The moves triggered anger and claims of broken election promises, but conservative Abbott said his administration was being upfront with the public about the state of the nation’s finances.
“This budget is not about making the government popular,” Abbott said.
“This budget is about doing the right thing by our country and that, in the end, is what the voters want.”
The plan released Tuesday aims to bring the deficit down from its current Aus$49.9 billion (US$46.6 billion) to Aus$29.8 billion next year, with the government planning to reach a surplus around the end of the decade.
It includes federal cuts of Aus$50 billion to health funding and Aus$30 billion to education over the next 10 years, leaving state governments to pick up the slack.
A new tax will be levied on high earners while welfare and family benefits will be tightened and young people will have to wait six months before claiming unemployment benefit.
The pension age will rise to 70 by 2035 and people will have to pay a modest fee to visit the doctor, with some of the revenue raised directed towards a medical research fund.
– ‘Kick in the guts’ –
Abbott faced a barrage of questions in parliament about whether he had broken a pre-election promise of no new taxes as he attempted to sell the policies on Wednesday.
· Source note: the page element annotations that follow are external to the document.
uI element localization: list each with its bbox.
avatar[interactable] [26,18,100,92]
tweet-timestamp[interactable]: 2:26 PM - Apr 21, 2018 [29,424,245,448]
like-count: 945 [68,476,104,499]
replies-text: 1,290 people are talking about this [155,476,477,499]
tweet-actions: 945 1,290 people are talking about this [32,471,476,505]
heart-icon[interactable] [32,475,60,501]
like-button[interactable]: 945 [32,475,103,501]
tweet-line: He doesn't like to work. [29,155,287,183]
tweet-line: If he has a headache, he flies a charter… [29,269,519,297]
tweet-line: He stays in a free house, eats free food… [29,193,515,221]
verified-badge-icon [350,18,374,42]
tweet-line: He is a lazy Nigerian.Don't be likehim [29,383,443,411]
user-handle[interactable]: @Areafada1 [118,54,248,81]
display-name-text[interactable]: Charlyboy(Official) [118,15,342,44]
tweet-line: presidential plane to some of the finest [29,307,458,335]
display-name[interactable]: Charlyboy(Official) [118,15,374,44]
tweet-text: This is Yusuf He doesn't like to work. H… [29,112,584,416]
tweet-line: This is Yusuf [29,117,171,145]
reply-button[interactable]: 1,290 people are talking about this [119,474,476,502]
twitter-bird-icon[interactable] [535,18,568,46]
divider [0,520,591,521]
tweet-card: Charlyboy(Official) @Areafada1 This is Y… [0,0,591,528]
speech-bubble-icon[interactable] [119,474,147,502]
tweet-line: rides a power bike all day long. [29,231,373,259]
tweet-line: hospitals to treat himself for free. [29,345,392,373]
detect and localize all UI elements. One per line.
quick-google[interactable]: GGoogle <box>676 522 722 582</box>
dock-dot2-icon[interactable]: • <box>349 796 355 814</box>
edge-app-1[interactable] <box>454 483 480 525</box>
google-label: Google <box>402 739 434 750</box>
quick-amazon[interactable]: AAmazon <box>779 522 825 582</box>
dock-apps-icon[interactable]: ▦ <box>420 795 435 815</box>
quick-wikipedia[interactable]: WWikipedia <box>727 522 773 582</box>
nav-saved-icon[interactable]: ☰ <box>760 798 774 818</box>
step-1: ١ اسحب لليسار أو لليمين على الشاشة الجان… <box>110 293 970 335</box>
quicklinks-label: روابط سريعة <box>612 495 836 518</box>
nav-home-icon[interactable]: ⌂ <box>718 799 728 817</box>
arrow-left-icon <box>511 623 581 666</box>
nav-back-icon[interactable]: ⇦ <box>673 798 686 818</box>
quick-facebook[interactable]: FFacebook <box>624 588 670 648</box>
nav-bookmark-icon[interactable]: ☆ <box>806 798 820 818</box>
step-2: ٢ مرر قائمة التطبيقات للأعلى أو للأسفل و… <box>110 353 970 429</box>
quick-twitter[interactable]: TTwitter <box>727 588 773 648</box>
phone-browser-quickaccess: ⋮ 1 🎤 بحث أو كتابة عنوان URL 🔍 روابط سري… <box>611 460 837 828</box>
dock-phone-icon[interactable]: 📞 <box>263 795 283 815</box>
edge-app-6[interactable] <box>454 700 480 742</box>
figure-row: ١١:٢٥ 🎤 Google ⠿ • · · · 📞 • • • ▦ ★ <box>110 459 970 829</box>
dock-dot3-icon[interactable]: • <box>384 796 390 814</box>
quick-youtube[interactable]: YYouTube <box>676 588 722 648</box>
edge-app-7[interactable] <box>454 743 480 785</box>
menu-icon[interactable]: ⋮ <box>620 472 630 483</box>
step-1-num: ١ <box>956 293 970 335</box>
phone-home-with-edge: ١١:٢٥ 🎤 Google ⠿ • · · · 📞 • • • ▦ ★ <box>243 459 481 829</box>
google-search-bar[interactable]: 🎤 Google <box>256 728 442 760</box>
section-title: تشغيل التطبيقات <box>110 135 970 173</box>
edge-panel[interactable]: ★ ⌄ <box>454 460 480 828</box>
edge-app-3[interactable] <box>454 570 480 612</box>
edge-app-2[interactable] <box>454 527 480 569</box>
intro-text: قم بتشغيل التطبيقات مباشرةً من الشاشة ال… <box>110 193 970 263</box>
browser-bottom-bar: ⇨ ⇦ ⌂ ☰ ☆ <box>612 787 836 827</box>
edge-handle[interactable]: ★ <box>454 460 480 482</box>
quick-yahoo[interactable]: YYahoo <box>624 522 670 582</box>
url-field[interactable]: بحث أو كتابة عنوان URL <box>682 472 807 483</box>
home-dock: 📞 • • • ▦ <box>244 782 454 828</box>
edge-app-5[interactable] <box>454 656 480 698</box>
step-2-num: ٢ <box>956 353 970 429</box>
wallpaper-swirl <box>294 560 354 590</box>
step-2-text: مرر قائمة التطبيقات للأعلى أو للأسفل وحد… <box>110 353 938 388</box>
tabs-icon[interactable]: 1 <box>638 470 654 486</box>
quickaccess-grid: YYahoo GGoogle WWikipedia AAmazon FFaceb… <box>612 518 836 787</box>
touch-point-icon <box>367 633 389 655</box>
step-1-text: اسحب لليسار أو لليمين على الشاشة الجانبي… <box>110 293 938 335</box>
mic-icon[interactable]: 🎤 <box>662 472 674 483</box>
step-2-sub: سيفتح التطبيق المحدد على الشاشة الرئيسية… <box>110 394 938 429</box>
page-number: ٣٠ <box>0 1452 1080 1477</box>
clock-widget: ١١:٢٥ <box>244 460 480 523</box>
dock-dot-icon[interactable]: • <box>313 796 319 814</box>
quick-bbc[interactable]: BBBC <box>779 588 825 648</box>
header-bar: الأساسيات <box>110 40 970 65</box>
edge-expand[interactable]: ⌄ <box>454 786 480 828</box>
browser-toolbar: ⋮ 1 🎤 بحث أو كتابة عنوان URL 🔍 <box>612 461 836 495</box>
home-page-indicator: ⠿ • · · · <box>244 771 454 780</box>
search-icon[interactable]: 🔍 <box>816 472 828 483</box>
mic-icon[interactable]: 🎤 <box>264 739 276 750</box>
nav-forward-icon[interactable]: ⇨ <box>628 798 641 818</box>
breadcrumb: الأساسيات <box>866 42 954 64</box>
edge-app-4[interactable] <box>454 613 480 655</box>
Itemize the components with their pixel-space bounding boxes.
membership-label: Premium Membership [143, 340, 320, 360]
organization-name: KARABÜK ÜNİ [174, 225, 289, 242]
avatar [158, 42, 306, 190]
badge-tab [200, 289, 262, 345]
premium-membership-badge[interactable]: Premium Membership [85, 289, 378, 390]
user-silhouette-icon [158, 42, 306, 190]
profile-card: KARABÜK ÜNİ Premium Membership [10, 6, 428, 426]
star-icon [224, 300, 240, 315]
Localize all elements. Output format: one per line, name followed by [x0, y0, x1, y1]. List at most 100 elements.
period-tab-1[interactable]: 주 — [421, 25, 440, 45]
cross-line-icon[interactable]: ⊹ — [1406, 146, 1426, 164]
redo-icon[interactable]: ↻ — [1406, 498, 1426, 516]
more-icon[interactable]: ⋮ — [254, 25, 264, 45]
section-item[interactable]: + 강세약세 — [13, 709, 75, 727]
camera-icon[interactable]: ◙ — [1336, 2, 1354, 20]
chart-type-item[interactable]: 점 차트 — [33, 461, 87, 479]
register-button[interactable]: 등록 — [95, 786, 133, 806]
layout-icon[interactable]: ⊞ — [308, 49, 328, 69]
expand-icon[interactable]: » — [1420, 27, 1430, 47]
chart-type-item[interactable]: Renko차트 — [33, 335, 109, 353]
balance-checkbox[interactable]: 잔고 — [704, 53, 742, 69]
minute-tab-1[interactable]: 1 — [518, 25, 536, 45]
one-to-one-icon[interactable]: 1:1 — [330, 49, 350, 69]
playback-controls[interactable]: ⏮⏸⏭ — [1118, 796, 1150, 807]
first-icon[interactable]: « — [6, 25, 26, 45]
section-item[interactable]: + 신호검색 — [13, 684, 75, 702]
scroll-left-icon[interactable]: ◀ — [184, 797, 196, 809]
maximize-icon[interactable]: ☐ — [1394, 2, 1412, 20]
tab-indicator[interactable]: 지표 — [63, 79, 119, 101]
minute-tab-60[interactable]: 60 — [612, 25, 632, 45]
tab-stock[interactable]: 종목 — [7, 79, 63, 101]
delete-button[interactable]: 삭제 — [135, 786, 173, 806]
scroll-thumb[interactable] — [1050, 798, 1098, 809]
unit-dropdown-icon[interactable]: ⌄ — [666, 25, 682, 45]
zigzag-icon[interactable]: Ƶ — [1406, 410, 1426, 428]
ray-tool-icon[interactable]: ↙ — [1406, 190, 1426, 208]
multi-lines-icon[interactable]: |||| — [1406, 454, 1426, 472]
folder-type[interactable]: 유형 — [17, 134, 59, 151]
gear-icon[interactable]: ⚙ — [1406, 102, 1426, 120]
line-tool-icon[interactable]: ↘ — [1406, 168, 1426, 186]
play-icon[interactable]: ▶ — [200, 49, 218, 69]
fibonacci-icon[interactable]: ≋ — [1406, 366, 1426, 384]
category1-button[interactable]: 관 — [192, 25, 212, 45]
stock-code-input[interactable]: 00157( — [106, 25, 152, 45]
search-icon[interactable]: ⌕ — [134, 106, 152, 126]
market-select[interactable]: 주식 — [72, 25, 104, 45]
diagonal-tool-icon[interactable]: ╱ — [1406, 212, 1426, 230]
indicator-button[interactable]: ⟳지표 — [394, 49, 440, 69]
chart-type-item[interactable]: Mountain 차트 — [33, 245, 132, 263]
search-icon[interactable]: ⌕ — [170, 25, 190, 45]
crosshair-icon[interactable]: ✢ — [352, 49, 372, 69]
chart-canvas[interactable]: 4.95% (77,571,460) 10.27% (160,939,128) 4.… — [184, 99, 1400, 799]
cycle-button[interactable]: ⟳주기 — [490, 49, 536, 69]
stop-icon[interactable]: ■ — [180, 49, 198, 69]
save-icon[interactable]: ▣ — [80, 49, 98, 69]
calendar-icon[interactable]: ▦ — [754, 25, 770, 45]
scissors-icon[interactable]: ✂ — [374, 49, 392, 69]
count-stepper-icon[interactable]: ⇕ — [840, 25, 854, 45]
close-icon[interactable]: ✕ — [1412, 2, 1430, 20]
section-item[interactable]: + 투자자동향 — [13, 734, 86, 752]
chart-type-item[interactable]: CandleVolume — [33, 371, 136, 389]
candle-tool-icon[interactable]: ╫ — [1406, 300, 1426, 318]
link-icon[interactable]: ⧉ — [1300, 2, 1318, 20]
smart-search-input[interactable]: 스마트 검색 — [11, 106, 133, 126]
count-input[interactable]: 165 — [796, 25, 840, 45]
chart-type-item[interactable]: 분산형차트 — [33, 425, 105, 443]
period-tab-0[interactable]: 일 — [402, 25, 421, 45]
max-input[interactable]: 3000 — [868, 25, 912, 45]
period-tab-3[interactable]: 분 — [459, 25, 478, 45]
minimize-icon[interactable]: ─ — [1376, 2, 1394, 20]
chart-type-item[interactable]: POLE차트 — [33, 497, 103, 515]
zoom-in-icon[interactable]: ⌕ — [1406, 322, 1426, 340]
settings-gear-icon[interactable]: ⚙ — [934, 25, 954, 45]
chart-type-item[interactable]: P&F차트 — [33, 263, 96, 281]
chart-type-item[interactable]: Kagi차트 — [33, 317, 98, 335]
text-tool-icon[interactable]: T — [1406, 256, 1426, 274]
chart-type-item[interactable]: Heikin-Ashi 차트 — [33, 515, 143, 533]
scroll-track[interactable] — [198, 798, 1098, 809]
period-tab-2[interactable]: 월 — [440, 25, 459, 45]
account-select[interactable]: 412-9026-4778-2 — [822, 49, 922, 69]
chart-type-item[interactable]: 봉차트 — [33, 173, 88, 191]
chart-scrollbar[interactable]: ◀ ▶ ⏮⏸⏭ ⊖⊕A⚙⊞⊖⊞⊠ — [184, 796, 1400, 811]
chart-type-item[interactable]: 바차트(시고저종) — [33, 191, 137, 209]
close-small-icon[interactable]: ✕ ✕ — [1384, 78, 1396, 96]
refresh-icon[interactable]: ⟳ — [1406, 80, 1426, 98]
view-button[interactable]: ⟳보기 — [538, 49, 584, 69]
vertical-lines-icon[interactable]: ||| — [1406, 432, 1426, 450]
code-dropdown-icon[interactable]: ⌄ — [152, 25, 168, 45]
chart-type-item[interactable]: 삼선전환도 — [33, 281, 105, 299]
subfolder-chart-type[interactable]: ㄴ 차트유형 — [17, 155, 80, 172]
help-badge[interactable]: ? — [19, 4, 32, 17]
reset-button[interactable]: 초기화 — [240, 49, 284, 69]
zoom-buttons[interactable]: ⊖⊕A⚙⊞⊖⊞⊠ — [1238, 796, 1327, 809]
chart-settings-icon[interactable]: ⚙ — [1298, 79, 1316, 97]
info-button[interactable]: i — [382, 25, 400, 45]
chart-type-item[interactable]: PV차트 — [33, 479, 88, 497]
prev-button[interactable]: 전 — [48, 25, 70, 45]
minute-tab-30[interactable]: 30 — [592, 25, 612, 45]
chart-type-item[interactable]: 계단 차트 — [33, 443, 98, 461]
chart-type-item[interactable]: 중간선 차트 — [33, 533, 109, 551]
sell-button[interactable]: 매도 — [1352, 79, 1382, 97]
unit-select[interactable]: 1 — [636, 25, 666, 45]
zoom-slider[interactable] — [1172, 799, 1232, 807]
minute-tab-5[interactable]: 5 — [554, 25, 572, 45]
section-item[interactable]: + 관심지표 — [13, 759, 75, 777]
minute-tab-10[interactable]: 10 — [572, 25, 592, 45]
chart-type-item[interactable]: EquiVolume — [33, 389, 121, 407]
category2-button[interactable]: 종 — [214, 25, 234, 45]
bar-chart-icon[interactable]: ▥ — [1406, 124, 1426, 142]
“This is a fundamentally honest budget,” he said.
“The most fundamental commitment I made was to get the budget back under control.”
The cuts to health and education have prompted a furious reaction from state governments, who now face shortfalls from the winding back of the commitments promised by the previous Labor government.
“What we saw last night from Canberra was a kick in the guts to the people of New South Wales,” state Premier Mike Baird, a fellow conservative, told reporters in Sydney.
“What services would (they) like us to cut here in New South Wales on the back of the funding cuts that we’ve seen overnight?”